After lengthy discussions on the 2021 budget proposals, the Lincoln County Transfer Station located to the east of the I-29 Worthing exit could be one of the areas cut from the budget.

Transfer station manager Jon Hanson, who has worked there for the past 16 years, said the transfer station was built in 1980 as a replacement for the landfill that was near the current transfer station location. The Environmental Protection Agency (EPA) came in at the time and said the landfill could not operate anymore. At the time, much of the landfill garbage was being burned.

Hanson said county residents went to the commission 40 years ago, saying they needed a place to get rid of their garbage. The transfer station was built to transfer Lincoln County household garbage from Lincoln County to the Sioux Falls landfill.
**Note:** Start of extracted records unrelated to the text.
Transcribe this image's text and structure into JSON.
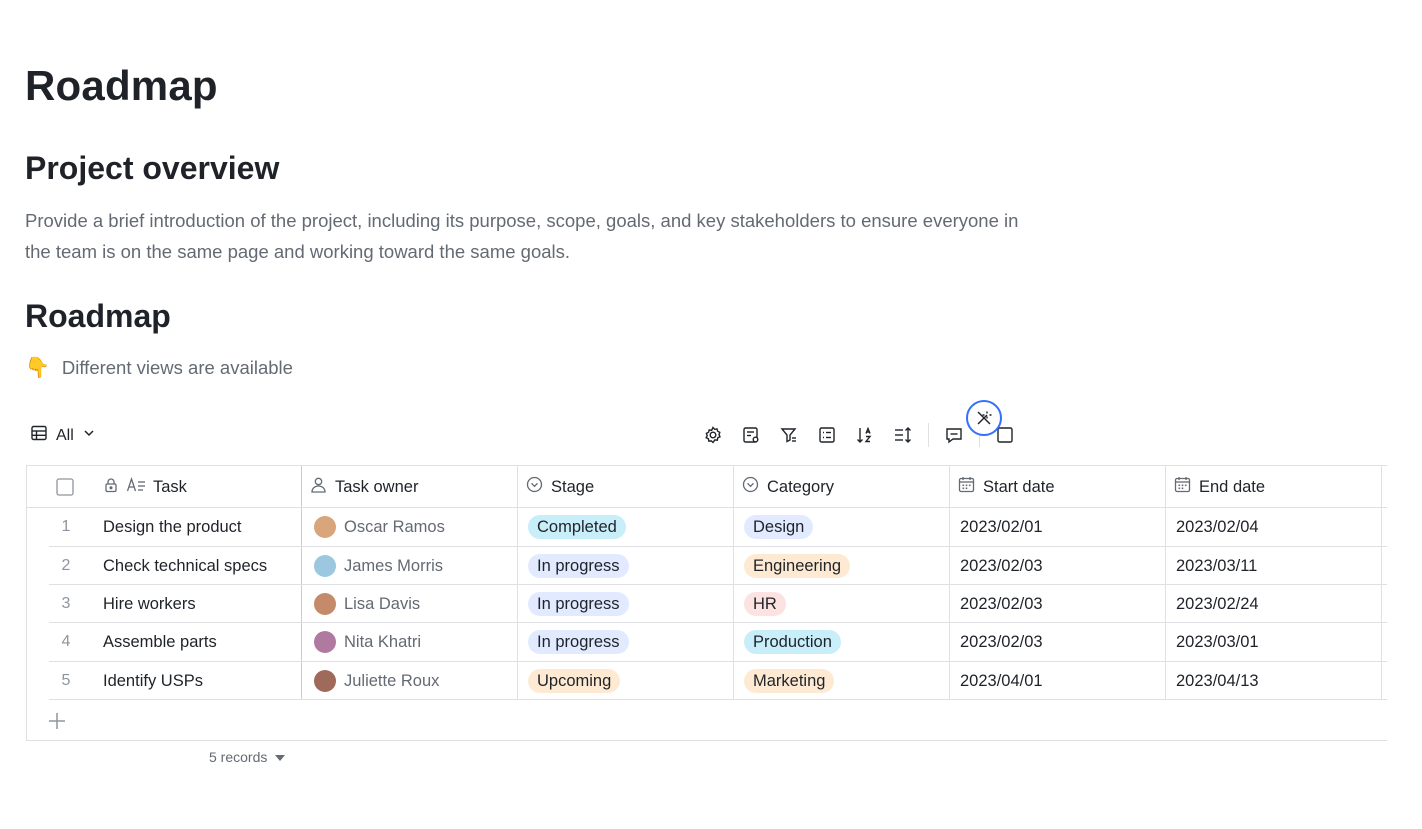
{
  "page": {
    "title": "Roadmap",
    "overview_heading": "Project overview",
    "overview_text": "Provide a brief introduction of the project, including its purpose, scope, goals, and key stakeholders to ensure everyone in the team is on the same page and working toward the same goals.",
    "roadmap_heading": "Roadmap",
    "hint_emoji": "👇",
    "hint_text": "Different views are available"
  },
  "view": {
    "label": "All",
    "icon": "table-grid-icon"
  },
  "toolbar": {
    "icons": [
      "settings-icon",
      "field-settings-icon",
      "filter-icon",
      "group-icon",
      "sort-icon",
      "row-height-icon",
      "comment-icon",
      "expand-icon"
    ],
    "ai_icon": "magic-wand-icon"
  },
  "table": {
    "columns": [
      {
        "key": "task",
        "label": "Task",
        "icon": "text-field-icon"
      },
      {
        "key": "owner",
        "label": "Task owner",
        "icon": "person-icon"
      },
      {
        "key": "stage",
        "label": "Stage",
        "icon": "single-select-icon"
      },
      {
        "key": "category",
        "label": "Category",
        "icon": "single-select-icon"
      },
      {
        "key": "start",
        "label": "Start date",
        "icon": "calendar-icon"
      },
      {
        "key": "end",
        "label": "End date",
        "icon": "calendar-icon"
      }
    ],
    "rows": [
      {
        "num": "1",
        "task": "Design the product",
        "owner": "Oscar Ramos",
        "stage": "Completed",
        "category": "Design",
        "start": "2023/02/01",
        "end": "2023/02/04"
      },
      {
        "num": "2",
        "task": "Check technical specs",
        "owner": "James Morris",
        "stage": "In progress",
        "category": "Engineering",
        "start": "2023/02/03",
        "end": "2023/03/11"
      },
      {
        "num": "3",
        "task": "Hire workers",
        "owner": "Lisa Davis",
        "stage": "In progress",
        "category": "HR",
        "start": "2023/02/03",
        "end": "2023/02/24"
      },
      {
        "num": "4",
        "task": "Assemble parts",
        "owner": "Nita Khatri",
        "stage": "In progress",
        "category": "Production",
        "start": "2023/02/03",
        "end": "2023/03/01"
      },
      {
        "num": "5",
        "task": "Identify USPs",
        "owner": "Juliette Roux",
        "stage": "Upcoming",
        "category": "Marketing",
        "start": "2023/04/01",
        "end": "2023/04/13"
      }
    ],
    "add_icon": "plus-icon",
    "footer": "5 records"
  },
  "colors": {
    "stage": {
      "Completed": "#c8eefa",
      "In progress": "#e1eaff",
      "Upcoming": "#feead2"
    },
    "category": {
      "Design": "#e1eaff",
      "Engineering": "#feead2",
      "HR": "#fde2e2",
      "Production": "#c8eefa",
      "Marketing": "#feead2"
    },
    "avatars": [
      "#d9a57a",
      "#9cc7e0",
      "#c48a6a",
      "#b07aa0",
      "#a06a5a"
    ]
  }
}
“They decided to open the transfer station and have the surrounding municipalities chip in and support it by population because the county said we can’t afford this,” he said.

The agreements with municipalities was done on a handshake and there was no written contract between the county and the towns in the county. About seven years ago, Beresford came to the commission and noted that a lot of their residents live in Union County and did not feel it was fair for them to be paying into this. Then Harrisburg got out, citing they were growing too fast and could not afford it. Then Tea and Lennox said if others weren’t paying, neither were they.

The 2020 budget for the transfer station was $460,075 from the county, that included salaries for two full-time employees and two part-time employees. Hanson noted that the pit is 40 years old and needs work.

He understands that the county needs money for other things like law enforcement, roads and judicial needs. However, his biggest concern is garbage ending up in the wrong places throughout the county if they close the transfer station.

“My biggest concern would be our farmyards, our acreages, our ditches looking even worse,” Hanson said. “I don’t want to see our ditches fill up anymore than they are.”

The Lincoln County Commission has a public hearing scheduled for Sept. 1 at 10 a.m. at the courthouse in Canton to discuss the 2021 provisional budget.